I don't really like boats all too much. I get majorly seasick really easy. No matter how big the boat is, I get seasick, and usually I can't get off because it's out on the water. Cruises are the worst.

Anyway this puzzle is about boats. Yay.

Well, toy boats at least. So I don't have to imagine myself bobbing up and down on a ship trying to figure something out. Eugh. At least the problem itself seems fairly easy, at least for part one.

I can see this being biting me in the ass for part 2, but for now the easiest way seems to be to brute force it. Simply simulate each race with different hold times, figure out how many of those lead to winning, and that's that.

int winProd = 1;
for (int i = 0; i < raceTimes.size(); i++)
{
    int winCount = 0;
    for (int holdTime = 1; holdTime < raceTimes[i]; holdTime++)
    {
        int distance = holdTime * (raceTimes[i] - holdTime);

        if (distance > raceDistances[i]) winCount++;
    }
    winProd *= winCount;
}

Simple. Too simple... eugh.

Part two is basically just showing that it's ONE race, and whoever wrote down the paper was just really bad at writing it down.
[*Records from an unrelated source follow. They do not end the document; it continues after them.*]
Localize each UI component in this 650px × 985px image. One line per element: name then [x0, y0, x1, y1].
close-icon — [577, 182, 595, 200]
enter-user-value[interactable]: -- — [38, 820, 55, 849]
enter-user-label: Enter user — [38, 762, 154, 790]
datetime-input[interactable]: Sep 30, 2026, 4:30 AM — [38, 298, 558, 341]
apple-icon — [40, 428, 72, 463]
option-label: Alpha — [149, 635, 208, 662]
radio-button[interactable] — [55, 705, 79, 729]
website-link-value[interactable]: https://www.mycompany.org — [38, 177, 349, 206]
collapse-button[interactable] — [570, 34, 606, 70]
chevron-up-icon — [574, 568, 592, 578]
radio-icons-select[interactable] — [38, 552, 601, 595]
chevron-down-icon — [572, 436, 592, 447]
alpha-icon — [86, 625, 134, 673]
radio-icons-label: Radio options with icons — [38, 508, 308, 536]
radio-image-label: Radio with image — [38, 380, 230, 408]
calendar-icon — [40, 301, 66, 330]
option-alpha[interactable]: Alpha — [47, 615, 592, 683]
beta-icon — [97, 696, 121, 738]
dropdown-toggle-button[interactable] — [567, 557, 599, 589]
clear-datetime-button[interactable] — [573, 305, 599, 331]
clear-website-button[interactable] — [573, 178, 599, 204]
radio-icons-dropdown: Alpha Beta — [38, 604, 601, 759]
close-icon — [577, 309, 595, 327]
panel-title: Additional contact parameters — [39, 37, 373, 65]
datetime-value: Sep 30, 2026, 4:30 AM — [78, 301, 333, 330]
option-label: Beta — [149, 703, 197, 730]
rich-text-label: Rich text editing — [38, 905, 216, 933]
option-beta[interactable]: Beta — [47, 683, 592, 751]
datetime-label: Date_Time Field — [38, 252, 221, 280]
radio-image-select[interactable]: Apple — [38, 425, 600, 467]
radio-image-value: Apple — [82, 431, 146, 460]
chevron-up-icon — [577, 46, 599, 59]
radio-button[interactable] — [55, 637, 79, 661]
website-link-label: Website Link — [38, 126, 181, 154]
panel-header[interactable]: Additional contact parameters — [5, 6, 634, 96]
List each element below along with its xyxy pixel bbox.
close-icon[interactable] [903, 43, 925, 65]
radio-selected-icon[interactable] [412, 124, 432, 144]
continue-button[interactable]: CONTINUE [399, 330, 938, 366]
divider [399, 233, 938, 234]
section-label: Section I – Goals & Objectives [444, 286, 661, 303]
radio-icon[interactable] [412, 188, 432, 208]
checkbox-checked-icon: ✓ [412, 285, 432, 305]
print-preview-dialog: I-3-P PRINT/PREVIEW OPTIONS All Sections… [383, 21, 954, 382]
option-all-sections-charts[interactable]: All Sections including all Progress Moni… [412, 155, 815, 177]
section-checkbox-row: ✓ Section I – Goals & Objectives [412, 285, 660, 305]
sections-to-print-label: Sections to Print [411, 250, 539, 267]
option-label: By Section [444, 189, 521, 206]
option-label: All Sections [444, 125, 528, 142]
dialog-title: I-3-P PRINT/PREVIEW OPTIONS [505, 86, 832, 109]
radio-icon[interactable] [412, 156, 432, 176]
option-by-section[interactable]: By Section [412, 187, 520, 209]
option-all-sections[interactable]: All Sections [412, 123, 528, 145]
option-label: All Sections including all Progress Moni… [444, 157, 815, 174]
On the plus side, I noticed something funny with this. It basically just maps out the data of a parabola. The data points for each millisecond is symmetrical. So all I need to do is count up to see the first number of milliseconds that could count as a win, and the largest number of milliseconds is going to be that many milliseconds from the end of the race as well.

uint64_t holdTime;
for (holdTime = 0; holdTime < raceTime; holdTime++)
{
    uint64_t distance = holdTime * (raceTime - holdTime);
    if (distance > target) break;
}

int waysToWin = raceTime - (holdTime * 2) + 1;

Somehow Part 2 was easier for me than part 1. I guess because it was just a simpler math problem in disguise? The only thing that tripped me up at one point was forgetting to convert an int to a uint64_t and some bad conversions resulted.